Yu Gu,Boyuan Zheng,Boyu Gou,Kai Zhang,Cheng Chang,Sanjari Srivastava,Yanan Xie,Peng Qi,Huan Sun,Yu Su
2024-11-11
Abstract:Language agents have demonstrated promising capabilities in automating web-based tasks, though their current reactive approaches still underperform largely compared to humans. While incorporating advanced planning algorithms, particularly tree search methods, could enhance these agents' performance, implementing tree search directly on live websites poses significant safety risks and practical constraints due to irreversible actions such as confirming a purchase. In this paper, we introduce a novel paradigm that augments language agents with model-based planning, pioneering the innovative use of large language models (LLMs) as world models in complex web environments. Our method, WebDreamer, builds on the key insight that LLMs inherently encode comprehensive knowledge about website structures and functionalities. Specifically, WebDreamer uses LLMs to simulate outcomes for each candidate action (e.g., "what would happen if I click this button?") using natural language descriptions, and then evaluates these imagined outcomes to determine the optimal action at each step. Empirical results on two representative web agent benchmarks with online interaction -- VisualWebArena and Mind2Web-live -- demonstrate that WebDreamer achieves substantial improvements over reactive baselines. By establishing the viability of LLMs as world models in web environments, this work lays the groundwork for a paradigm shift in automated web interaction. More broadly, our findings open exciting new avenues for future research into 1) optimizing LLMs specifically for world modeling in complex, dynamic environments, and 2) model-based speculative planning for language agents.
Artificial Intelligence
What problem does this paper attempt to address?
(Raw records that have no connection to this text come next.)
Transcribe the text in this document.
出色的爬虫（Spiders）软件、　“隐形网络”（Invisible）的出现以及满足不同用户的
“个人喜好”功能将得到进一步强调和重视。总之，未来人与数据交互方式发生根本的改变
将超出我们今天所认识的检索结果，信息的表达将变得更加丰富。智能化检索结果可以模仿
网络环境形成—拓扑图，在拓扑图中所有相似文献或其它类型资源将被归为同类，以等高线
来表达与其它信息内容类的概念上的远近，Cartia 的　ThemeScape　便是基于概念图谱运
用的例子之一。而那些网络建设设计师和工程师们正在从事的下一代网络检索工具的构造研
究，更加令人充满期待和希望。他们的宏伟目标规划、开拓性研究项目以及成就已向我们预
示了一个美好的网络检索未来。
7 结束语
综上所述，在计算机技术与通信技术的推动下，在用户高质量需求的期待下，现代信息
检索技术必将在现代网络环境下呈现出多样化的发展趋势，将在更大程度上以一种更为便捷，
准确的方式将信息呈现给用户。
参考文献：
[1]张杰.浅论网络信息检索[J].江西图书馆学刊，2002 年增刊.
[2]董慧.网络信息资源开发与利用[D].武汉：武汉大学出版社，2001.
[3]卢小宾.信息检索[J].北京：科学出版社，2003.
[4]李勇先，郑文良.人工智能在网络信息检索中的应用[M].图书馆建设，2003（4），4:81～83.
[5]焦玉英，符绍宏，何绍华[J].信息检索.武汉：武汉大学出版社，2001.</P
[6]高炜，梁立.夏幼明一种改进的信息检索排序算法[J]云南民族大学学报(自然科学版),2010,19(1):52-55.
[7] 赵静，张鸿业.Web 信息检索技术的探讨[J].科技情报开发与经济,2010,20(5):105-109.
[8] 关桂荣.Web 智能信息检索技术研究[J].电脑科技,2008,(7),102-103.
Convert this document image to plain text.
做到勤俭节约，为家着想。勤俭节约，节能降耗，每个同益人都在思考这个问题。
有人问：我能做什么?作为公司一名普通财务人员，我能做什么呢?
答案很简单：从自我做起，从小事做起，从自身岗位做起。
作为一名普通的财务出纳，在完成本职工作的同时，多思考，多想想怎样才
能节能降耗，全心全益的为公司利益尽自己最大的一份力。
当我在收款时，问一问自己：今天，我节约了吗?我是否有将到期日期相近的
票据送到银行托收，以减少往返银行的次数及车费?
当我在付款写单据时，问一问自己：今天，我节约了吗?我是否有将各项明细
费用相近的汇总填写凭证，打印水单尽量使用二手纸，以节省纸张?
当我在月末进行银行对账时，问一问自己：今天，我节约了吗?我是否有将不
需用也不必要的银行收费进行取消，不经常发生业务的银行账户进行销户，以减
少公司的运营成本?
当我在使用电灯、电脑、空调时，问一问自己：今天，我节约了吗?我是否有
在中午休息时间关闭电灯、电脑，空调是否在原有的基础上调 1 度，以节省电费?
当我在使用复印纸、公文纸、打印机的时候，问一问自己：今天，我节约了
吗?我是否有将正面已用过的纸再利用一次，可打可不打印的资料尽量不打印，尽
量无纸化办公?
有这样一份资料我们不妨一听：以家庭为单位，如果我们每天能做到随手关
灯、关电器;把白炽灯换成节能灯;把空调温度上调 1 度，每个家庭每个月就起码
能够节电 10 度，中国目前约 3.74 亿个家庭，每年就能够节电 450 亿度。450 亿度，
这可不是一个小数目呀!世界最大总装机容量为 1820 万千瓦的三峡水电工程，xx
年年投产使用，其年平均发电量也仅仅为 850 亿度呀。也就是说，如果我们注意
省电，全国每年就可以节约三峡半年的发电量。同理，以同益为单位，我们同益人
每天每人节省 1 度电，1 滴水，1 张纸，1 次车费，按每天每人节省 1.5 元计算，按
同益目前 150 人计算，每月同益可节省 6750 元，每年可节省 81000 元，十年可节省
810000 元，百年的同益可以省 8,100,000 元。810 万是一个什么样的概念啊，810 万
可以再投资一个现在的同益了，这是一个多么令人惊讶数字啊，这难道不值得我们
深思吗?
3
The problem that this paper attempts to solve is how to achieve more efficient and secure task automation by enhancing the capabilities of language agents in complex and changeable network environments. Specifically, the paper proposes a new paradigm, that is, using large - language models (LLMs) as world models, combined with model - based planning methods, to overcome the security risks and challenges of irreversible operations encountered by existing methods when performing real - time interactions on actual websites. The method introduced in the paper is called WEB - DREAMER. It simulates the possible operation results at each step and evaluates these imagined results to determine the optimal course of action, thereby reducing direct interaction with real websites while maintaining the effectiveness of task execution. The core of WEB - DREAMER lies in the concept of "dreaming", that is, before taking any actual actions, using LLM to predict the results of each potential step, and these results are expressed in the form of state changes described in natural language. Then, score the possible actions according to these simulation results, and select the action with the highest score to execute. This process is iterated until the goal is reached or the termination condition is met. Through this method, the paper aims to explore whether LLM can be applied as an effective world model in complex network environments and how to optimize LLM to better serve this model - based planning task. In addition, the paper also verifies the performance of WEB - DREAMER on two representative online interaction benchmark tests - VisualWebArena and Mind2Web - live, proving its significant improvement over reactive baseline methods, especially in reducing the number of actual website interactions while maintaining the task completion rate. Although in some cases, tree - search - based methods perform slightly better, considering the safety and feasibility in practical applications, WEB - DREAMER provides a more flexible and practical solution.